Kinsley emphasized the importance of Medicaid expansion in tackling health disparities, particularly in rural communities where access to healthcare services is limited. Kinsley's work as secretary broadened insurance coverage and enhanced investments in both preventive care and behavioral health services.

==== Medical debt relief ====
Kinsley negotiated with both the federal government and state hospitals to develop create a comprehensive Medical Debt Relief and Reform Incentive Program. The final plan gives hospitals significantly more money through federal state directed payments, and in exchange, the hospitals agree to eliminating outstanding debts of low-income North Carolinians, updating their financial aid policies, and increasing medical billing transparency. The plan received pushback from the state's hospitals and industry lobbying groups. However, in the end, all 99 hospitals in the state agreed to the terms by the August 9, 2024, deadline.

==== Behavioral health funding ====
North Carolina received $1.8 billion in "incentive payments" for expanding Medicaid as part of the American Rescue Plan. Kinsley led negotiations with the Republican-led legislature to leverage this new funding for behavioral health, resulting in an $835 million investment in behavioral health care. This funding increased reimbursement rates for behavioral health services, enhanced crisis intervention systems, bolstered behavioral health services in schools, and expanded care for people involved with the justice system.

==== LGBTQ+ health ====
Kinsley led a coalition of state health secretaries to call on the U.S. Food and Drug Administration to update blood donation rules to allow sexually active gay and bisexual men to donate blood. He donated blood in August 2023 after the FDA rules were changed and the American Red Cross updated their processes.

He also led the state's efforts during the 2022-2023 mpox outbreak, which disproportionately affected the LGBTQ+ community. He publicly pushed for a more coordinated response to the epidemic.

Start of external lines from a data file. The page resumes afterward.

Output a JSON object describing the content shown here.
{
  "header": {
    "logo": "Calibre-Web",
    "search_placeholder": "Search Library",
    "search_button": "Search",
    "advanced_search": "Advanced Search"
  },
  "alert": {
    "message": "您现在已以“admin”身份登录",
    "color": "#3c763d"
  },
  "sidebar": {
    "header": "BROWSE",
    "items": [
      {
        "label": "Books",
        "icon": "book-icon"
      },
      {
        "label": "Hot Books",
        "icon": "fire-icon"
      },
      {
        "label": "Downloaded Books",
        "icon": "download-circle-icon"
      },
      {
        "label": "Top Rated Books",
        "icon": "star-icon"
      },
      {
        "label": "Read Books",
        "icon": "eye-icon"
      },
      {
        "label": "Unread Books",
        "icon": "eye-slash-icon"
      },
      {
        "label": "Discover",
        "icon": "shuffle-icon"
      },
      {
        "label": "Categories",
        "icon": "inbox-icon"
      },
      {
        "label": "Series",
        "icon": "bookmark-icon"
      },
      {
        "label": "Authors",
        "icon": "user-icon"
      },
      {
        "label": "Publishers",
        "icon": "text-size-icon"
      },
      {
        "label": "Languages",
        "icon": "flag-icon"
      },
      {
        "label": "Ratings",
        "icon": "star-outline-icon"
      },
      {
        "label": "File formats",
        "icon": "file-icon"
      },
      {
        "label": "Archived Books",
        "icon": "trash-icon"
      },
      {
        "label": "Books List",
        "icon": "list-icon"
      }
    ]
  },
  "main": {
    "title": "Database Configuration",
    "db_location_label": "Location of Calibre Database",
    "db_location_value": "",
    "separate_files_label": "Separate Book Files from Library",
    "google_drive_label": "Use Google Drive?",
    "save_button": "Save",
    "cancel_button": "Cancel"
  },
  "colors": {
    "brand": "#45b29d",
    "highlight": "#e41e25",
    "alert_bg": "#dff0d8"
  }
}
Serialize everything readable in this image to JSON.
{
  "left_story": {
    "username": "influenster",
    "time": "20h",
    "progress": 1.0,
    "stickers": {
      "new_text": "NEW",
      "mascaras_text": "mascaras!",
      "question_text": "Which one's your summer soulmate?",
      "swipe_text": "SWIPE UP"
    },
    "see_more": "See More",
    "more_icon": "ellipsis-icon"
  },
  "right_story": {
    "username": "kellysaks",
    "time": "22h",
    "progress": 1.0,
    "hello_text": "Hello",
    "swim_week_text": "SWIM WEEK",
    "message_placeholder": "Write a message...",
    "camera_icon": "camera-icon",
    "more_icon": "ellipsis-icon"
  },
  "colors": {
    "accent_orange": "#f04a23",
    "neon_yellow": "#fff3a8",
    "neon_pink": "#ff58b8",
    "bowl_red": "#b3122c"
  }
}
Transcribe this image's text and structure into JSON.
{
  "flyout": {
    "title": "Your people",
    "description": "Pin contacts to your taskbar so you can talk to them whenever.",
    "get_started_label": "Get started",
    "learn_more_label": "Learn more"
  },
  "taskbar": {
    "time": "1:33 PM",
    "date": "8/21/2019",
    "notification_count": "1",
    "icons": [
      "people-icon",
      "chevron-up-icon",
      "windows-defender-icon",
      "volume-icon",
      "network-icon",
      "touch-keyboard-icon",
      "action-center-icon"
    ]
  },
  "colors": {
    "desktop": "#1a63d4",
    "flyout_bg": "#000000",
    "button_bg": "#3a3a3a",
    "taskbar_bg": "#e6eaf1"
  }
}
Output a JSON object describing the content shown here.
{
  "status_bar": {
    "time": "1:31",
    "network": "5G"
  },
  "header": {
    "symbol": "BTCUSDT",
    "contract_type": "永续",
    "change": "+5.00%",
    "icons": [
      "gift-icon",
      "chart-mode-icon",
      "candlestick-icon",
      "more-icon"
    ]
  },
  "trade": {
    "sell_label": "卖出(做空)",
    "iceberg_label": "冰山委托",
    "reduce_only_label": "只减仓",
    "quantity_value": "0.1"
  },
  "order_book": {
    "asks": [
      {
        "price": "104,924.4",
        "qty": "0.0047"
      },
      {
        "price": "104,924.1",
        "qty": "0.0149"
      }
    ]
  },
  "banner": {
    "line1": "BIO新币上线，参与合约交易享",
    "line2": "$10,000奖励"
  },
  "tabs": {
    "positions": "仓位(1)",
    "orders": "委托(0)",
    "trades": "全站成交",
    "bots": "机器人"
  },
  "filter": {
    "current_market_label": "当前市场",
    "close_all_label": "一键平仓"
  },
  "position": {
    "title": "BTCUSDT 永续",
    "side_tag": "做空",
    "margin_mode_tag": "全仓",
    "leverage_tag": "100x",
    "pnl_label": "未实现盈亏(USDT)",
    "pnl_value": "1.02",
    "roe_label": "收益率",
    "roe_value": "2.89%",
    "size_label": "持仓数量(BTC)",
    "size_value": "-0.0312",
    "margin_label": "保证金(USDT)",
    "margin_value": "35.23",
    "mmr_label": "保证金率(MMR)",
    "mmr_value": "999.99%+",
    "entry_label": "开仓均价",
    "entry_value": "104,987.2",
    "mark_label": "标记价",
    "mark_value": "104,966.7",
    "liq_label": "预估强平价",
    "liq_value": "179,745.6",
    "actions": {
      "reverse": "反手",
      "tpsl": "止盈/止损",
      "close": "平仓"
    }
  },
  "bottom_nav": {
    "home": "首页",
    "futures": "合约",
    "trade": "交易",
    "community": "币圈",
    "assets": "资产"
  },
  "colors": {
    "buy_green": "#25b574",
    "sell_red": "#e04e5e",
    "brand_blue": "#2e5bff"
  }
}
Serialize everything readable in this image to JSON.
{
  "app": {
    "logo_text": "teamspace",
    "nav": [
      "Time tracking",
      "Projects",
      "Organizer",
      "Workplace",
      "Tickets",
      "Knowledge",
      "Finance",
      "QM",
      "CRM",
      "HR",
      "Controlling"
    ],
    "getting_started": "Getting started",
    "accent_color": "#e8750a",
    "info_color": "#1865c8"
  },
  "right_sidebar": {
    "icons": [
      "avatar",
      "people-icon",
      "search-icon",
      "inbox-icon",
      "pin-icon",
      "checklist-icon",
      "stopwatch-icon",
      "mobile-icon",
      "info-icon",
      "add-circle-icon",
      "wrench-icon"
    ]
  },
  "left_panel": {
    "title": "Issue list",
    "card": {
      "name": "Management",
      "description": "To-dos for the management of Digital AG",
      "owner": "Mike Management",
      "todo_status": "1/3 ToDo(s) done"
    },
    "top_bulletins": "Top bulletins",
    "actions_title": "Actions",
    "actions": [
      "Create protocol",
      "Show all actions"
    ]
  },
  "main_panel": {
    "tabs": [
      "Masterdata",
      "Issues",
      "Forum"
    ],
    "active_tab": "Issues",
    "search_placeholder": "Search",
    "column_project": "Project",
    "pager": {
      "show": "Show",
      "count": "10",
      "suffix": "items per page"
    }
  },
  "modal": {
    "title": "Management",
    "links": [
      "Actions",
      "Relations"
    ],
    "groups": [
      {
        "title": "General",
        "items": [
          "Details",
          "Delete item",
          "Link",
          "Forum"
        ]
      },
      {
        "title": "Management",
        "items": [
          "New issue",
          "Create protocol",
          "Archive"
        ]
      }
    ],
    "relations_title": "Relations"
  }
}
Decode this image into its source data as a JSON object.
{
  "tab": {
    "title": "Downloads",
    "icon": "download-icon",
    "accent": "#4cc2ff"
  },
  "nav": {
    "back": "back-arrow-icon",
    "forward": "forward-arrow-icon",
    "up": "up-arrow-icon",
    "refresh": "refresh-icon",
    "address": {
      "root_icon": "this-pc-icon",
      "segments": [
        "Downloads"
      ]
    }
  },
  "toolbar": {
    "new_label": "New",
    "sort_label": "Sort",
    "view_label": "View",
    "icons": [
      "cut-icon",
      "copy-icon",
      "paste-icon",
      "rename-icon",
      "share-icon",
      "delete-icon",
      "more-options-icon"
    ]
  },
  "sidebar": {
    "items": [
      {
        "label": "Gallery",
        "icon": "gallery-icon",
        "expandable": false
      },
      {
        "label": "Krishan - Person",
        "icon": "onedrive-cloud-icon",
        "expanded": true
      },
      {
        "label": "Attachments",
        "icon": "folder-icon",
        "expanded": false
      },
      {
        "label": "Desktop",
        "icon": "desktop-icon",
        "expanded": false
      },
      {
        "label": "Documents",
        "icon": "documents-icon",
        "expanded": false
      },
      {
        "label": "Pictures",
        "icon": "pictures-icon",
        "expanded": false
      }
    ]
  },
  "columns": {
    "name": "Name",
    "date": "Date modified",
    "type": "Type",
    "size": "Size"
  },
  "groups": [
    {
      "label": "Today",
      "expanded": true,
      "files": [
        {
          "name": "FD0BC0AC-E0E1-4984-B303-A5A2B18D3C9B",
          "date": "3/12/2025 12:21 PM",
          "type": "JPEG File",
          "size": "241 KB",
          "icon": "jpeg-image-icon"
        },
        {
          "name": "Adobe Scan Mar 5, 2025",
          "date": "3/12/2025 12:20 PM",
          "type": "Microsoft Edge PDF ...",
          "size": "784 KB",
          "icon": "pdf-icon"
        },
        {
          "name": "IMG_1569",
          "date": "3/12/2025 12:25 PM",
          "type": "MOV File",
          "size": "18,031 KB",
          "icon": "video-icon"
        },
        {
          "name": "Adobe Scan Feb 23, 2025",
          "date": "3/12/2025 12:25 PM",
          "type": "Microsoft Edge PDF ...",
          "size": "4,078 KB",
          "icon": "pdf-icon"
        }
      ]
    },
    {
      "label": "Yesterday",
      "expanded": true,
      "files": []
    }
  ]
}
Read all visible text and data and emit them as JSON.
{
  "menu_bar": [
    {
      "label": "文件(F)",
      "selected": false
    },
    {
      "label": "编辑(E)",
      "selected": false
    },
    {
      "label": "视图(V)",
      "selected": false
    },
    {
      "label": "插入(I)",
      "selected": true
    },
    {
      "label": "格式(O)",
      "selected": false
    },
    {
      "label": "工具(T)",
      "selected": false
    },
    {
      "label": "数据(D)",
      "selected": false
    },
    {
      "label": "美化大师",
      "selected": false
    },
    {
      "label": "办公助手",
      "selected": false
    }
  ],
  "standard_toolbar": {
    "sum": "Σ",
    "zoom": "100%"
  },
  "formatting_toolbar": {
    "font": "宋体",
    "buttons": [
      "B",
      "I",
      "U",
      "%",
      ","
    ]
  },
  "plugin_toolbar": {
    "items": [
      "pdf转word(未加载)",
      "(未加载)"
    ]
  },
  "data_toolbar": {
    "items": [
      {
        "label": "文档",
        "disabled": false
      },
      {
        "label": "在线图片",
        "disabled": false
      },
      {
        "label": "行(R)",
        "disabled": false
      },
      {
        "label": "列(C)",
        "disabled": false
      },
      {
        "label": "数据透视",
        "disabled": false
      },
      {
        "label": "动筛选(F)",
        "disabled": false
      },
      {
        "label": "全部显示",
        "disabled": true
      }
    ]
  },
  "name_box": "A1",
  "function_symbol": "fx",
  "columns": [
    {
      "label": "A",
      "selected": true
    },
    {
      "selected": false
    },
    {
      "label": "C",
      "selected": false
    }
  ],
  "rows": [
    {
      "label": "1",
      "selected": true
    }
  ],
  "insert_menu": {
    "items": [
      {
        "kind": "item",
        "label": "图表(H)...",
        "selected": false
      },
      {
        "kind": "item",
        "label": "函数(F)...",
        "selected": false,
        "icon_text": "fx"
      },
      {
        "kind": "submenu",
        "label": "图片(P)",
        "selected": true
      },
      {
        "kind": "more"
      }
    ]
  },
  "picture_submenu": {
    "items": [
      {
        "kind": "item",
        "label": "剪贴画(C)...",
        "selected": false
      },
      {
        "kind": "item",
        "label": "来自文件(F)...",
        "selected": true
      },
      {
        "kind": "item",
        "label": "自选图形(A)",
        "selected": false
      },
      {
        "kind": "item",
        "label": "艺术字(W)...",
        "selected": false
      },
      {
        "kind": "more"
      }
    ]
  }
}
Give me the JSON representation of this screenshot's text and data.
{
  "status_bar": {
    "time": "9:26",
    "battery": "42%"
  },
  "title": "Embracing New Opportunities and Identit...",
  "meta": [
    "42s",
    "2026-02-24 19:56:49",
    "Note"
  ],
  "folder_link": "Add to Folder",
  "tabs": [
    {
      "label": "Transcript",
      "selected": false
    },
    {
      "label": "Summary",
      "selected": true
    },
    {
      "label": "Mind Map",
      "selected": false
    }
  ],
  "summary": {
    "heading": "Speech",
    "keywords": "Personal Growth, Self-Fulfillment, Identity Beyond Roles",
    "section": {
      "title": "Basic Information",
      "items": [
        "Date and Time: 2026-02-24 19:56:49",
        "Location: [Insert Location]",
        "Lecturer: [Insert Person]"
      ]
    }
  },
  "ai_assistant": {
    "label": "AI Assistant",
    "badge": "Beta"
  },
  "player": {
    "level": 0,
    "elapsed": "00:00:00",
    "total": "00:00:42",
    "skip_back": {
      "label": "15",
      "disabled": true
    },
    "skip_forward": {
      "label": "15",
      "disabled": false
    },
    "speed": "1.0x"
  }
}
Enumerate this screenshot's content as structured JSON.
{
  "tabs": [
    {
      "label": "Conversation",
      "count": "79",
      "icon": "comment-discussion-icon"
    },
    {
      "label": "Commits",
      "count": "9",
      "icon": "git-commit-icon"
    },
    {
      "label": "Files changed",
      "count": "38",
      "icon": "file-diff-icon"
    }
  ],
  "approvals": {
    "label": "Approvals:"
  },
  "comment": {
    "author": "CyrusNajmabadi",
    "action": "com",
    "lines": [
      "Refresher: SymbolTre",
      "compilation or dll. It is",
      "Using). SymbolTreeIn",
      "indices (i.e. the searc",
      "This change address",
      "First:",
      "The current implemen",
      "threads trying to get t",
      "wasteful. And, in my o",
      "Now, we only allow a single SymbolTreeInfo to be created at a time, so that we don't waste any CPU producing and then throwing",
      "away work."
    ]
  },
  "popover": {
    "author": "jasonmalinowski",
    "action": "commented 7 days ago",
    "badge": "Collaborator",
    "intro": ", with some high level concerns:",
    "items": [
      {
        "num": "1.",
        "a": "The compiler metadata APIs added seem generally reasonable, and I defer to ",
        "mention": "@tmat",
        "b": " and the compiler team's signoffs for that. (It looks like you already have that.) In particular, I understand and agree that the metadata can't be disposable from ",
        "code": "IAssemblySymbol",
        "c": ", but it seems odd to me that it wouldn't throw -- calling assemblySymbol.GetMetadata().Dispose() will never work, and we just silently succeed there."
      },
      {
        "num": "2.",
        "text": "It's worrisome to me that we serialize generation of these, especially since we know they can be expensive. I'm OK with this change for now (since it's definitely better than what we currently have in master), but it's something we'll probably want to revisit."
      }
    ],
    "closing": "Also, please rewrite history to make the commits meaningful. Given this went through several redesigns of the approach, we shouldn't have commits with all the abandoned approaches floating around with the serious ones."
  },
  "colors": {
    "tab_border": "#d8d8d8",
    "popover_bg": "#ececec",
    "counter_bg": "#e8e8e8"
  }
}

==== Hurricane Helene relief ====
Responding to Hurricane Helene, Kinsley coordinated healthcare and human services relief across the state. These initiatives included deploying mobile health clinics to affected areas, ensuring the continuity of Medicaid services, and addressing food insecurity for displaced families.

== Awards ==
The State Employees Association of North Carolina (SEANC) awarded Kinsley the inaugural Unsung Hero Award in July 2020. The association said it recognized Kinsley because he prioritized the safety of employees during the COVID-19 pandemic, maintained clear and frequent communication with staff, and ensured employee concerns were integral to the decision-making process.

Kinsley received the MPP Distinguished Award from the Goldman School of Public Policy at the University of California, Berkeley. The school celebrated Kinsley for his leadership in public health and his role in advancing Medicaid expansion and mental health funding in North Carolina. The award was presented at the Alumni Awards Banquet on September 13, 2024.

The North Carolina Council on Developmental Disabilities (NCCDD) gave Kinsley its first-ever Kerri Eaker Mountain Mover Award in November 2024. The award, celebrating the legacy of Kerri Eaker, is given to individuals who have driven transformative systems change for the state's intellectual and developmental disabilities (I/DD) community.

== Personal life ==
Kinsley is openly gay and has been a vocal advocate for LGBTQ+ rights and inclusion.